Amalgame est une plateforme web qui met de l’avant l’opinion des minorités ethniques du Québec. Les textes sur la plateforme sont écrits par des jeunes « intellos » de la génération Y et Z qui ont à cœur l’avancement et une meilleure reconnaissance de l’apport des minorités visibles dans la société québécoise. Le nom Amalgame fait référence à cette identité assez particulière des gens d’ici qui ont des parents issus de l’immigration. En effet, ceux-ci sont un amalgame entre l’héritage culturel québécois et celui de leur origine. Ni haïtien ni québécois, ni marocain-ni québécois, ni vietnamien-ni québécois. Qu’est-ce qu’ils sont ? C’est ce que nous essayerons de définir à travers des textes anecdotiques, des textes d’opinion sur l’actualité et des textes sur des enjeux sociaux et culturels. (Amalgame, 2017)

La volonté de reconquête discursive par cette jeunesse s’affiche donc comme mission principale du site. Puisqu’Amalgame se veut être une plateforme de mise en récit des perspectives de cette jeunesse dont l’appartenance à la société québécoise est admise, mais semblerait-il encore mal comprise. Cette mission est réitérée par l’énoncé des multiples appartenances ethniques des jeunes dont la plateforme souhaite se faire le miroir. Mais Amalgame ne se présente pas uniquement comme une plateforme par et pour les minorités du Québec ; c’est aussi et avant tout une plateforme à destination des jeunes de ces dites minorités.
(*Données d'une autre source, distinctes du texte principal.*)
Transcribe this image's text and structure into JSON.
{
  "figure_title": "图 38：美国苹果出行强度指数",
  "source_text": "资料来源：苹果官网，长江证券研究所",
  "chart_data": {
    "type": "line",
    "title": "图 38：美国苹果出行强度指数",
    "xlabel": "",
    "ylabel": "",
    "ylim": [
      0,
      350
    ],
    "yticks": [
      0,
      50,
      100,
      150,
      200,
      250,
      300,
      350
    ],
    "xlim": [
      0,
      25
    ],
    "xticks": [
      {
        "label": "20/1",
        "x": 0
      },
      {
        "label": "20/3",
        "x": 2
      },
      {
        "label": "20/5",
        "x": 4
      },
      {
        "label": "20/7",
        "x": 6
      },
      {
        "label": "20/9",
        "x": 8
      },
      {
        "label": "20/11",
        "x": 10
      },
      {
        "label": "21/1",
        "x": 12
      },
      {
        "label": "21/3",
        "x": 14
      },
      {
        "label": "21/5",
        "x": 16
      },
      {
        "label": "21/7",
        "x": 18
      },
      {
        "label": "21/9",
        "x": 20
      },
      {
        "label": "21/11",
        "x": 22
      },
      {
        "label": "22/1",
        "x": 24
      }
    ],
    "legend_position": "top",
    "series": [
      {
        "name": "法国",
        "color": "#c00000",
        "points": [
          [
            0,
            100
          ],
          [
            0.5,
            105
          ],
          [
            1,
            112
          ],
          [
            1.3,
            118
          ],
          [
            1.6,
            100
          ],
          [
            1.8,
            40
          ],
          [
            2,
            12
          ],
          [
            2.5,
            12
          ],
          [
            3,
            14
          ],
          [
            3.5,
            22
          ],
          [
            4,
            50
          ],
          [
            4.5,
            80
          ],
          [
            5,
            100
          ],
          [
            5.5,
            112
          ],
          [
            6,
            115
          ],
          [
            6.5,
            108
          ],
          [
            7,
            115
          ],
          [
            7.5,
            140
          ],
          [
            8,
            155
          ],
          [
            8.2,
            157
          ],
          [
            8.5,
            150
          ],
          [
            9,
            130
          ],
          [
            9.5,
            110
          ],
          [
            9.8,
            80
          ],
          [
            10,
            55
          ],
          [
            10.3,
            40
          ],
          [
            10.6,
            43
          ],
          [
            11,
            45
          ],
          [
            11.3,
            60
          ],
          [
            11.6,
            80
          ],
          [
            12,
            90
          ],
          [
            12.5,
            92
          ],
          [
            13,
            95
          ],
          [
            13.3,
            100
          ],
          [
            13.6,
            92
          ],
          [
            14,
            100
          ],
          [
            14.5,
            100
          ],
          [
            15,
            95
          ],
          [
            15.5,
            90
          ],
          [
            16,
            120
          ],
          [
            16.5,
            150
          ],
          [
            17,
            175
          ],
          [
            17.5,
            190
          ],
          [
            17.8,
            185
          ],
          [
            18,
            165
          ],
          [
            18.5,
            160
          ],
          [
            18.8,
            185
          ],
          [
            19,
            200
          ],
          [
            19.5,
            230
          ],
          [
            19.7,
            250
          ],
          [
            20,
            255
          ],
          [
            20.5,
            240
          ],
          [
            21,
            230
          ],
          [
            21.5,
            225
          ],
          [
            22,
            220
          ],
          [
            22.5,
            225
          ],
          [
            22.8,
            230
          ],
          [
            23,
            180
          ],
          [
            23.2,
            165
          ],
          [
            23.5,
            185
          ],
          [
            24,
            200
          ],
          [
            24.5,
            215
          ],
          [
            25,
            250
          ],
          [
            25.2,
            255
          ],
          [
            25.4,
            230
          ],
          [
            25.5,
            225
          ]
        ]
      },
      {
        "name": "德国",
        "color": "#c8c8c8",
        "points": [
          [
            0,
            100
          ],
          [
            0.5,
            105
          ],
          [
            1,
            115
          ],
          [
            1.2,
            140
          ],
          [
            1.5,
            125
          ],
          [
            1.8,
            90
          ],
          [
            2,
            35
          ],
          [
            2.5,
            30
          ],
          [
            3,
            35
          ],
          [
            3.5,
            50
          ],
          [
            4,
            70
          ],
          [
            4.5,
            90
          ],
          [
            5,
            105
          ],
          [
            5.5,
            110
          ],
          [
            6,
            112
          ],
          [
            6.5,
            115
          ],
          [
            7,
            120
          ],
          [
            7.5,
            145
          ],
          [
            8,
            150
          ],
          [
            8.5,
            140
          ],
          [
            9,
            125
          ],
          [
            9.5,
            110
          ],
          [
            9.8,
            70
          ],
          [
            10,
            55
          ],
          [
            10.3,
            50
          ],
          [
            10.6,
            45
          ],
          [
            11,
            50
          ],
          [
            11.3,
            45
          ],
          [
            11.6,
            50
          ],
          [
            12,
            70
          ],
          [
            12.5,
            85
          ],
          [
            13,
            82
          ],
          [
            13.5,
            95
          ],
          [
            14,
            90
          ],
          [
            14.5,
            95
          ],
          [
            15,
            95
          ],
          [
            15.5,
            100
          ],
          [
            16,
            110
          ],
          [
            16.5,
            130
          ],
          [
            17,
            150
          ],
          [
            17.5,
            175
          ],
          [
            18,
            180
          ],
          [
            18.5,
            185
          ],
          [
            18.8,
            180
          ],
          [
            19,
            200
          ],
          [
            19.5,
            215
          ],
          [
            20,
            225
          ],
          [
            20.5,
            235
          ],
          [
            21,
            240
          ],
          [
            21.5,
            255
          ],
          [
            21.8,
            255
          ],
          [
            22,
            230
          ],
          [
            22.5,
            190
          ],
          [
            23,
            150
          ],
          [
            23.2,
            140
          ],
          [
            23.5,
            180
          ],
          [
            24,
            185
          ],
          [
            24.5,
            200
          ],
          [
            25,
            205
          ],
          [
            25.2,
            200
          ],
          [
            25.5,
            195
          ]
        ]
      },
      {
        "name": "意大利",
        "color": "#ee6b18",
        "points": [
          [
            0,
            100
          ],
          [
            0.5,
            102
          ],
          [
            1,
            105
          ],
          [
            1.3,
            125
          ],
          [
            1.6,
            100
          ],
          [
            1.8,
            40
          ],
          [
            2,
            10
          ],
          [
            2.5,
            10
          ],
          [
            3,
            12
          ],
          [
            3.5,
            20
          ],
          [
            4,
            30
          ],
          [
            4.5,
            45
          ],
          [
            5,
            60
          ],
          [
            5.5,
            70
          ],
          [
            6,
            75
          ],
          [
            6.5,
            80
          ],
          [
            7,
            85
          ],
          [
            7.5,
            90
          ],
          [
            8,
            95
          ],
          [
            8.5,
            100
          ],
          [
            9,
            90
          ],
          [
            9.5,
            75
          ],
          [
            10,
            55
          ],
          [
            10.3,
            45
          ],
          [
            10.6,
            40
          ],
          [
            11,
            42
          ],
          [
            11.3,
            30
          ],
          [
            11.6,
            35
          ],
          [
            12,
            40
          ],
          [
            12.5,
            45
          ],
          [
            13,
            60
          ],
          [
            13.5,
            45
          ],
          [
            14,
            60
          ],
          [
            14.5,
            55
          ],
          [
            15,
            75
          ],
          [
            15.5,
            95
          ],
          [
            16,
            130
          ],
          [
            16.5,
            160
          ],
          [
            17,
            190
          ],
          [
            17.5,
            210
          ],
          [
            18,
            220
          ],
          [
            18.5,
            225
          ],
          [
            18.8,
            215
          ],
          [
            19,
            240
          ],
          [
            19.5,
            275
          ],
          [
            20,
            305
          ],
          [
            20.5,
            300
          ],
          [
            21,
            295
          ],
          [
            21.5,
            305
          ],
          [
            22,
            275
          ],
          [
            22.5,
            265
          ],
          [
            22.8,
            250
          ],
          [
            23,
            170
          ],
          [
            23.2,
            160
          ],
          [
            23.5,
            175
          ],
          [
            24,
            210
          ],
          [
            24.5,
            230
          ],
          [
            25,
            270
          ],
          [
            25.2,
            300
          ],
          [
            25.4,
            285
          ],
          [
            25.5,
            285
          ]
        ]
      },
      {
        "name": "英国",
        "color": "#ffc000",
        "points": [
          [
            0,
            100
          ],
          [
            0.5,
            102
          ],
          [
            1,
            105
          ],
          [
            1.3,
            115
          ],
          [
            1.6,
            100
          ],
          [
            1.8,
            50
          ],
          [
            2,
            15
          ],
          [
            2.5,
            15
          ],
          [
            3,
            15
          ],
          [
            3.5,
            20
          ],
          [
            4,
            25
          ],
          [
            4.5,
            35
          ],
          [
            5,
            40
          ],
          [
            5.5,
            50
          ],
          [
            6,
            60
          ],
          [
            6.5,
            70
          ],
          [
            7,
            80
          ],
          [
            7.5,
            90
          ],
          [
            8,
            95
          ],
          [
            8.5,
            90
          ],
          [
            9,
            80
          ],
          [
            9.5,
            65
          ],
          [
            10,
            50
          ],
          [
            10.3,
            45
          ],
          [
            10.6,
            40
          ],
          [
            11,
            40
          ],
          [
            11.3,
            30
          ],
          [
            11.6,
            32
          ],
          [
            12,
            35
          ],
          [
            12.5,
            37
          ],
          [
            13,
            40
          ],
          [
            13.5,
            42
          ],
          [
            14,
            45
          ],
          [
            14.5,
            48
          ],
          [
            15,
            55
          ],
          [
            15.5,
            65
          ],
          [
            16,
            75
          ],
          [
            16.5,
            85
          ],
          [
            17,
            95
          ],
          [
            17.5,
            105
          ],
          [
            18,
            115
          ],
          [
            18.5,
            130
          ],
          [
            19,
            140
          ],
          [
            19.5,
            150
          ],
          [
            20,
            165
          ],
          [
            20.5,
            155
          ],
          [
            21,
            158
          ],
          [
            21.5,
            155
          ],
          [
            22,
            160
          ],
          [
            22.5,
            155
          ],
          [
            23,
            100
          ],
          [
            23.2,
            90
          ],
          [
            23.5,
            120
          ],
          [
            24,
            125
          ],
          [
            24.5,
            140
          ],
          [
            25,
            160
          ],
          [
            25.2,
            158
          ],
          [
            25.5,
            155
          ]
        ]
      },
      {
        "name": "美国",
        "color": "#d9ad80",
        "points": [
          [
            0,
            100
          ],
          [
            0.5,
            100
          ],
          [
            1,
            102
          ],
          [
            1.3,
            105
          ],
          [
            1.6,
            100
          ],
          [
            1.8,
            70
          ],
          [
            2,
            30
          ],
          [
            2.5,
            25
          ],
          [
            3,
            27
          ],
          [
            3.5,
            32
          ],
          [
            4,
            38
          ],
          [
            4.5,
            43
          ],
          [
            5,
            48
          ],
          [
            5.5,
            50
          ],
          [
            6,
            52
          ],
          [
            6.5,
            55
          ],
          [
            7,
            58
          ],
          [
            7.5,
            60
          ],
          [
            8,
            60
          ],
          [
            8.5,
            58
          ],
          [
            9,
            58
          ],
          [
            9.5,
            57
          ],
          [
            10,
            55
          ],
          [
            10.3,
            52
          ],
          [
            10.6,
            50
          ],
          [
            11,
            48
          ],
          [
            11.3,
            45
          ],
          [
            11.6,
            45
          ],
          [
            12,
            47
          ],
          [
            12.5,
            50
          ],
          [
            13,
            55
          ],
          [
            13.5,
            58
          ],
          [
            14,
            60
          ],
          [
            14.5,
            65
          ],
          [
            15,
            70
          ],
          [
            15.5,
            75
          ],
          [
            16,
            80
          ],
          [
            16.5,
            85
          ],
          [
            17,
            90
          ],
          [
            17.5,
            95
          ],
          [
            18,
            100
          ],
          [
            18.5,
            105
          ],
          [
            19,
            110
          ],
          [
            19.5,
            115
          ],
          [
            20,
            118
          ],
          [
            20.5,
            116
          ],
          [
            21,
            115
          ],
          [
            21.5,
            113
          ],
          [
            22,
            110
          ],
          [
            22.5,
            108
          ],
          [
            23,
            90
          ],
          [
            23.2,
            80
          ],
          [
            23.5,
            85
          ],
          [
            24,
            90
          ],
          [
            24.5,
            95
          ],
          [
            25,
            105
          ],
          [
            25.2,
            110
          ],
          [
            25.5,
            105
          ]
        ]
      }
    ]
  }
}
Ainsi, il apparait important, afin de bien saisir l’objet de la plateforme, de souligner sa dimension générationnelle, puisque les éditrices et éditeurs sont présentés comme des « jeunes de la génération Y et Z » et des « intellos » de cette génération. Une jeunesse donc, dont la pertinence de la parole et des perspectives sont doublement justifiées à la fois par leur savoir expérientiel, du fait de leur statut de québécois. e. s descendant. e. s d’immigrant. e. s, mais aussi par leurs capacités à produire

une information de qualité puisque « intellos » et donc disposant d’un savoir « éducationnel ». Amalgame se présente donc comme une plateforme produite par une jeunesse cultivée et porteuse d’un savoir sur elle-même et sur sa société. L’usage de ces attributs générationnels, sociaux (intello) et ethniques permet enfin une reprise du discours concernant ces populations, soient les jeunes et les minorités. Et permet de ce fait un renversement des pouvoirs discursifs sur cette jeunesse. Puisque, ici ce sont ces jeunes qui disent et qui racontent leurs réalités, décident des sujets à discuter et émettent un regard sur les valeurs désirées au sein de leur société.

On remarque cependant que dans ces premières lignes aucune référence directe n’est faite aux problématiques exclusivement féminines bien que la forte majorité des chroniqueuses soient des femmes — 21 femmes sur 22 collaborateurs —. Car la plateforme se veut résolument mixte et lorsqu’on interroge un membre de ce collectif sur la composition féminine de la plateforme, celle- ci indique que ce sont des candidatures volontaires qui expliquent cela et non un critère émis par la fondatrice. La jeune femme explique ensuite que de nombreuses chroniqueuses consommaient du contenu sur la plateforme antérieure « Pure Balance », une plateforme féminine, ce qui expliquerait selon elle cette prépondérance féminine (Kétura, Amalgame, 2017). Notons enfin que si la plateforme n’a pas choisi sa composition exclusivement féminine, elle s’affirme résolument comme féministe ; perspective qui est réitérée à de nombreuses reprises dans les publications, mais également dans le cadre des évènements et des thématiques soutenues par la plateforme.